Hyalite is an extremely popular destination for recreationalists in Bozeman, including MSU students. However, misuse of Hyalite can get you in trouble with the law, especially when it comes to holding bonfires.

Each year, community volunteers pick their way through heavily used areas of Hyalite, cleaning up the debris from parties — broken bottles, garbage, ammunition casings and thousands of nails left over from burnt bonfire pallets.

Not only is Hyalite on U.S. Forest Service land but it is also the primary source of water for the city of Bozeman. In addition to trashing a beautiful public recreation spot, a wildfire sparked by careless burning could mean disaster for the city.

According to special Forest Service orders, it is illegal to build, maintain, attend or use a camp fire that is not completely contained in a permanent metal fire ring at an established campsite or picnic area in the Hyalite drainage.
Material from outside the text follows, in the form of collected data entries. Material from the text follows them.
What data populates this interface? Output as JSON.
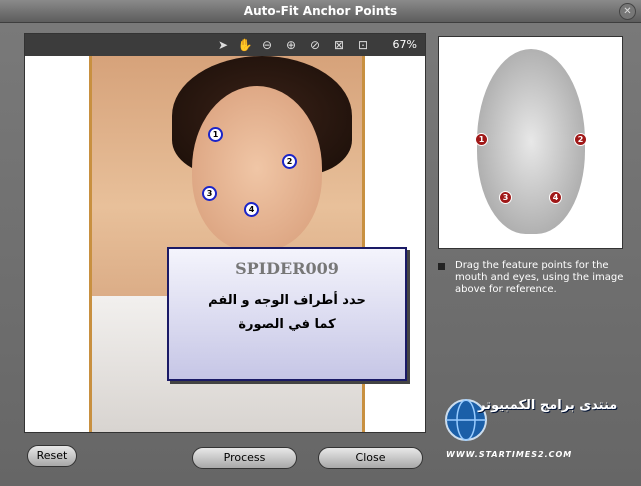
{
  "window": {
    "title": "Auto-Fit Anchor Points"
  },
  "toolbar": {
    "zoom_label": "67%",
    "tools": [
      "pointer-icon",
      "hand-icon",
      "zoom-out-icon",
      "zoom-in-icon",
      "no-icon",
      "fit-icon",
      "actual-size-icon"
    ]
  },
  "overlay": {
    "title": "SPIDER009",
    "line1": "حدد أطراف الوجه و الفم",
    "line2": "كما في الصورة"
  },
  "anchors": [
    "1",
    "2",
    "3",
    "4"
  ],
  "instructions": "Drag the feature points for the mouth and eyes, using the image above for reference.",
  "buttons": {
    "reset": "Reset",
    "process": "Process",
    "close": "Close"
  },
  "watermark": {
    "text": "منتدى برامج الكمبيوتر",
    "url": "WWW.STARTIMES2.COM"
  },
  "colors": {
    "anchor_border": "#1a24c8",
    "ref_point": "#a01818"
  }
}
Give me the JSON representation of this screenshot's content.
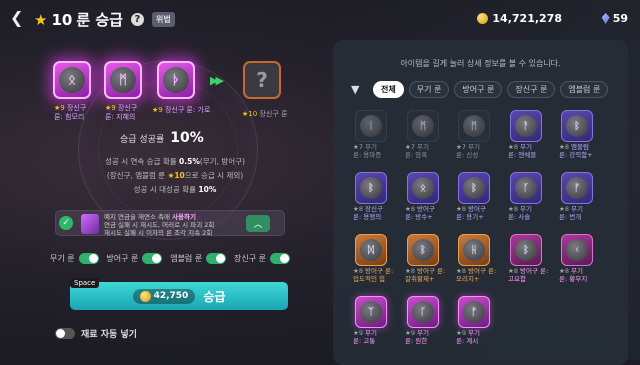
{
  "header": {
    "back": "❮",
    "star": "★",
    "title_level": "10",
    "title_text": "룬 승급",
    "help": "?",
    "badge": "위법",
    "gold": "14,721,278",
    "gems": "59"
  },
  "sources": [
    {
      "glyph": "ᛟ",
      "star": "★9",
      "name": "장신구",
      "sub": "룬: 힘모리"
    },
    {
      "glyph": "ᛗ",
      "star": "★9",
      "name": "장신구",
      "sub": "룬: 지혜의"
    },
    {
      "glyph": "ᚦ",
      "star": "★9",
      "name": "장신구 룬: 가로"
    }
  ],
  "target": {
    "glyph": "?",
    "star": "★10",
    "name": "장신구 룬"
  },
  "arrows": "▶▶",
  "success": {
    "label": "승급 성공률",
    "value": "10%"
  },
  "info": {
    "line1_a": "성공 시 연속 승급 확률 ",
    "line1_b": "0.5%",
    "line1_c": "(무기, 방어구)",
    "line2_a": "(장신구, 엠블럼 룬 ",
    "line2_b": "★10",
    "line2_c": "으로 승급 시 제외)",
    "line3_a": "성공 시 대성공 확률 ",
    "line3_b": "10%"
  },
  "boost": {
    "check": "✓",
    "title_a": "예지 연금술 재연소 촉매 ",
    "title_b": "사용하기",
    "line2": "연금 실패 시 재시도, 머러로 시 파괴 2회",
    "line3": "재시도 실패 시 이자의 룬 조각 지속 2회",
    "chevron": "︿"
  },
  "toggles": [
    {
      "label": "무기 룬",
      "on": true
    },
    {
      "label": "방어구 룬",
      "on": true
    },
    {
      "label": "엠블럼 룬",
      "on": true
    },
    {
      "label": "장신구 룬",
      "on": true
    }
  ],
  "upgrade": {
    "space": "Space",
    "cost": "42,750",
    "label": "승급"
  },
  "auto": {
    "label": "재료 자동 넣기"
  },
  "panel": {
    "hint": "아이템을 길게 눌러 상세 정보를 볼 수 있습니다.",
    "filter_icon": "▼",
    "tabs": [
      "전체",
      "무기 룬",
      "방어구 룬",
      "장신구 룬",
      "엠블럼 룬"
    ]
  },
  "grid": [
    {
      "glyph": "ᛁ",
      "cls": "dim",
      "lc": "",
      "star": "★7",
      "l1": "무기",
      "l2": "룬: 용마증"
    },
    {
      "glyph": "ᛗ",
      "cls": "dim",
      "lc": "",
      "star": "★7",
      "l1": "무기",
      "l2": "룬: 암록"
    },
    {
      "glyph": "ᛗ",
      "cls": "dim",
      "lc": "",
      "star": "★7",
      "l1": "무기",
      "l2": "룬: 신성"
    },
    {
      "glyph": "ᚨ",
      "cls": "purple",
      "lc": "pp",
      "star": "★8",
      "l1": "무기",
      "l2": "룬: 엔쉐블"
    },
    {
      "glyph": "ᛒ",
      "cls": "purple",
      "lc": "pp",
      "star": "★8",
      "l1": "엠블럼",
      "l2": "룬: 강력함+"
    },
    {
      "glyph": "ᛒ",
      "cls": "purple",
      "lc": "pp",
      "star": "★8",
      "l1": "장신구",
      "l2": "룬: 용맹의"
    },
    {
      "glyph": "ᛟ",
      "cls": "purple",
      "lc": "pp",
      "star": "★8",
      "l1": "방어구",
      "l2": "룬: 방수+"
    },
    {
      "glyph": "ᛒ",
      "cls": "purple",
      "lc": "pp",
      "star": "★8",
      "l1": "방어구",
      "l2": "룬: 용기+"
    },
    {
      "glyph": "ᚴ",
      "cls": "purple",
      "lc": "pp",
      "star": "★8",
      "l1": "무기",
      "l2": "룬: 사슬"
    },
    {
      "glyph": "ᚠ",
      "cls": "purple",
      "lc": "pp",
      "star": "★8",
      "l1": "무기",
      "l2": "룬: 번개"
    },
    {
      "glyph": "ᛞ",
      "cls": "orange",
      "lc": "or",
      "star": "★8",
      "l1": "방어구 룬:",
      "l2": "업도적인 힘"
    },
    {
      "glyph": "ᛒ",
      "cls": "orange",
      "lc": "or",
      "star": "★8",
      "l1": "방어구 룬:",
      "l2": "갈취황제+"
    },
    {
      "glyph": "ᚺ",
      "cls": "orange",
      "lc": "or",
      "star": "★8",
      "l1": "방어구 룬:",
      "l2": "모리지+"
    },
    {
      "glyph": "ᛒ",
      "cls": "magenta",
      "lc": "pk",
      "star": "★8",
      "l1": "방어구 룬:",
      "l2": "고요함"
    },
    {
      "glyph": "ᚲ",
      "cls": "magenta",
      "lc": "pk",
      "star": "★8",
      "l1": "무기",
      "l2": "룬: 황무지"
    },
    {
      "glyph": "ᛉ",
      "cls": "pink",
      "lc": "pk",
      "star": "★9",
      "l1": "무기",
      "l2": "룬: 고통"
    },
    {
      "glyph": "ᚴ",
      "cls": "pink",
      "lc": "pk",
      "star": "★9",
      "l1": "무기",
      "l2": "룬: 원한"
    },
    {
      "glyph": "ᚠ",
      "cls": "pink",
      "lc": "pk",
      "star": "★9",
      "l1": "무기",
      "l2": "룬: 계시"
    }
  ]
}
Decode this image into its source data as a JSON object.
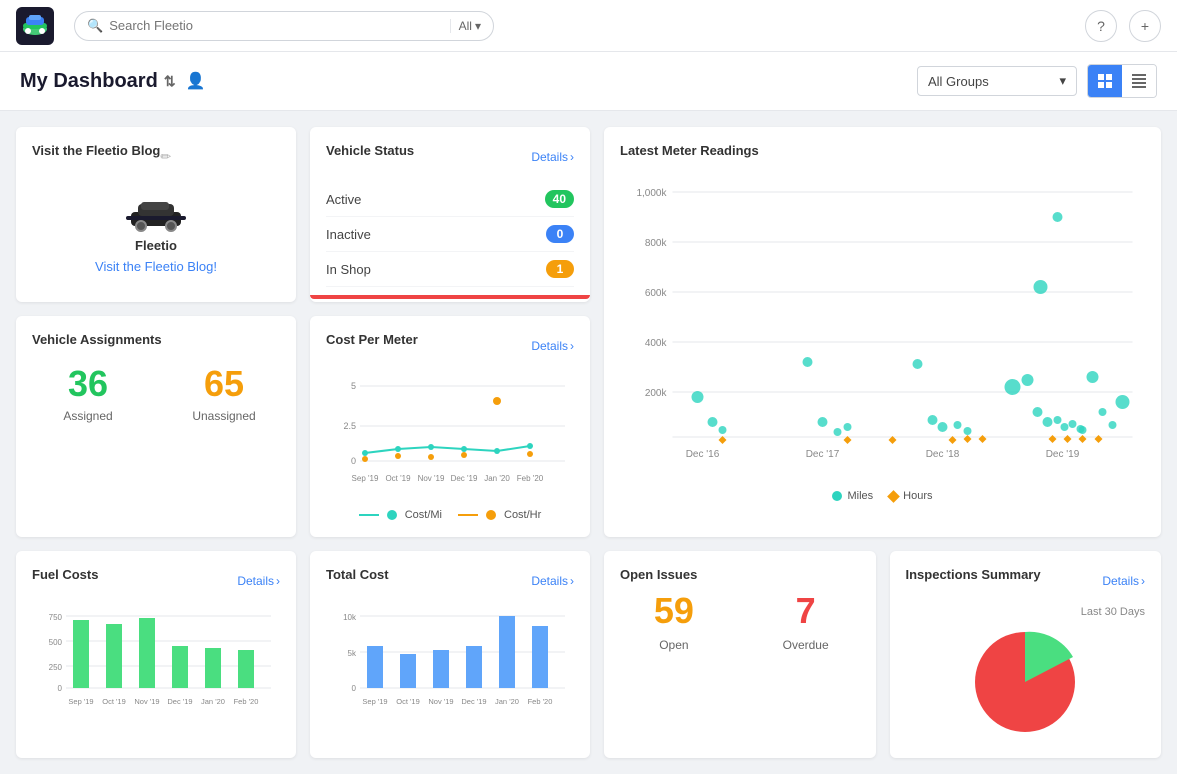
{
  "nav": {
    "search_placeholder": "Search Fleetio",
    "search_filter": "All",
    "help_icon": "?",
    "add_icon": "+"
  },
  "header": {
    "title": "My Dashboard",
    "groups_label": "All Groups",
    "view_grid": "grid",
    "view_expand": "expand"
  },
  "blog": {
    "title": "Visit the Fleetio Blog",
    "logo_text": "Fleetio",
    "link_text": "Visit the Fleetio Blog!",
    "edit_icon": "✏"
  },
  "vehicle_status": {
    "title": "Vehicle Status",
    "details_label": "Details",
    "active_label": "Active",
    "active_count": "40",
    "inactive_label": "Inactive",
    "inactive_count": "0",
    "in_shop_label": "In Shop",
    "in_shop_count": "1"
  },
  "meter_readings": {
    "title": "Latest Meter Readings",
    "legend_miles": "Miles",
    "legend_hours": "Hours",
    "y_labels": [
      "1,000k",
      "800k",
      "600k",
      "400k",
      "200k",
      "0"
    ],
    "x_labels": [
      "Dec '16",
      "Dec '17",
      "Dec '18",
      "Dec '19"
    ]
  },
  "assignments": {
    "title": "Vehicle Assignments",
    "assigned_count": "36",
    "assigned_label": "Assigned",
    "unassigned_count": "65",
    "unassigned_label": "Unassigned"
  },
  "cost_per_meter": {
    "title": "Cost Per Meter",
    "details_label": "Details",
    "legend_cost_mi": "Cost/Mi",
    "legend_cost_hr": "Cost/Hr",
    "y_labels": [
      "5",
      "2.5",
      "0"
    ],
    "x_labels": [
      "Sep '19",
      "Oct '19",
      "Nov '19",
      "Dec '19",
      "Jan '20",
      "Feb '20"
    ]
  },
  "fuel_costs": {
    "title": "Fuel Costs",
    "details_label": "Details",
    "y_labels": [
      "750",
      "500",
      "250",
      "0"
    ],
    "x_labels": [
      "Sep '19",
      "Oct '19",
      "Nov '19",
      "Dec '19",
      "Jan '20",
      "Feb '20"
    ],
    "color": "#4ade80"
  },
  "total_cost": {
    "title": "Total Cost",
    "details_label": "Details",
    "y_labels": [
      "10k",
      "5k",
      "0"
    ],
    "x_labels": [
      "Sep '19",
      "Oct '19",
      "Nov '19",
      "Dec '19",
      "Jan '20",
      "Feb '20"
    ],
    "color": "#60a5fa"
  },
  "open_issues": {
    "title": "Open Issues",
    "open_count": "59",
    "open_label": "Open",
    "overdue_count": "7",
    "overdue_label": "Overdue"
  },
  "inspections": {
    "title": "Inspections Summary",
    "details_label": "Details",
    "period_label": "Last 30 Days",
    "pass_color": "#4ade80",
    "fail_color": "#ef4444"
  }
}
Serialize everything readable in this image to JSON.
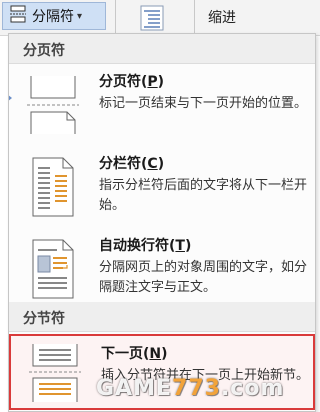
{
  "ribbon": {
    "breaks_button_label": "分隔符",
    "breaks_icon": "page-break-icon",
    "indent_icon": "indent-icon",
    "indent_label": "缩进"
  },
  "menu": {
    "page_breaks_header": "分页符",
    "section_breaks_header": "分节符",
    "items": [
      {
        "title": "分页符",
        "hotkey": "P",
        "description": "标记一页结束与下一页开始的位置。",
        "icon": "page-break-icon"
      },
      {
        "title": "分栏符",
        "hotkey": "C",
        "description": "指示分栏符后面的文字将从下一栏开始。",
        "icon": "column-break-icon"
      },
      {
        "title": "自动换行符",
        "hotkey": "T",
        "description": "分隔网页上的对象周围的文字，如分隔题注文字与正文。",
        "icon": "text-wrapping-break-icon"
      },
      {
        "title": "下一页",
        "hotkey": "N",
        "description": "插入分节符并在下一页上开始新节。",
        "icon": "next-page-section-break-icon"
      }
    ]
  },
  "watermark": {
    "text_before": "GAME",
    "text_highlight": "773",
    "text_after": ".com"
  },
  "colors": {
    "selection_border": "#d93a3a",
    "ribbon_button_bg": "#cfe0f5",
    "header_bg": "#eeeeee",
    "watermark_accent": "#f2a33a"
  }
}
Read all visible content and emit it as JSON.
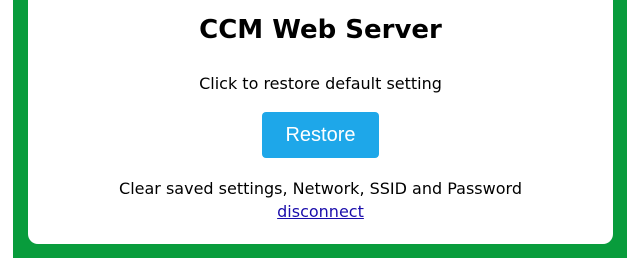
{
  "header": {
    "title": "CCM Web Server"
  },
  "restore": {
    "prompt": "Click to restore default setting",
    "button_label": "Restore"
  },
  "info": {
    "text": "Clear saved settings, Network, SSID and Password",
    "link_label": "disconnect"
  },
  "colors": {
    "frame_green": "#089c3c",
    "button_blue": "#1ea7e9",
    "link": "#1a0dab"
  }
}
This rule is in effect within a half-mile of Hyalite Road, South Fork Hyalite Road and East Fork Hyalite Road. That means no fires on roads, in parking lots or at trailheads. 

Federal regulations prohibit many activities that can cause fires, such as failing to clear the area around a fire of flammable material, carelessly handling ignited material, leaving a fire without completely extinguishing it and, importantly, starting and failing to control a fire that damages the forest. Violations of the rules at Hyalite can mean a fine of up to $5,000 for an individual and up to $10,000 for an organization — and/or six months in prison. On other federal lands, the fine can be up to $500 plus potential jail time.

 A few other reminders about Hyalite: 

There are legal risks for bonfires on non-federal lands too. Montana law prohibits fires with a diameter larger than 4 feet without a burn permit — and that’s when there are no burning restrictions in place during fire season. Restrictions can be put in place by county governments or forest managers. An unpermitted burn is a misdemeanor crime.

And what happens if a fire you set gets out of control and causes damage? State law says you’re responsible for the cost of fighting that fire, and you can be held liable for damage it causes to any property, which could mean civil lawsuits filed against you by property owners in addition to any criminal charges.  

MSU’s student conduct code 

In addition to legal charges, you may also face sanctions under MSU’s Code of Student Conduct. This code applies to students so long as they are enrolled. It applies on university holidays and during the summers between enrolled semesters, and it applies to students on campus and off.

Students who violate city, state or federal laws may not only face prosecution for those crimes but also may face university sanctions under the code.

Students should be aware that the student conduct process is quite different than criminal and civil court proceedings. Proceedings are fair, but they do not include the same protections of due process afforded by courts.

Violations can include: 

  • Knowingly providing false information to any university official or faculty member.
  • Disrupting a person from exercising their responsibilities as a student, faculty or staff member.
  • Failing to comply with reasonable directives from university officials or law enforcement officers. That includes identifying yourself to them when asked.
  • Not reporting a felony arrest within 72 hours.

Sanctions can include limitations in the residence halls, losses of privileges around campus, warnings, probation, suspension and expulsion. 

Students should become familiar with the code of conduct so they understand the standards expected of MSU students and the rights they have under the system.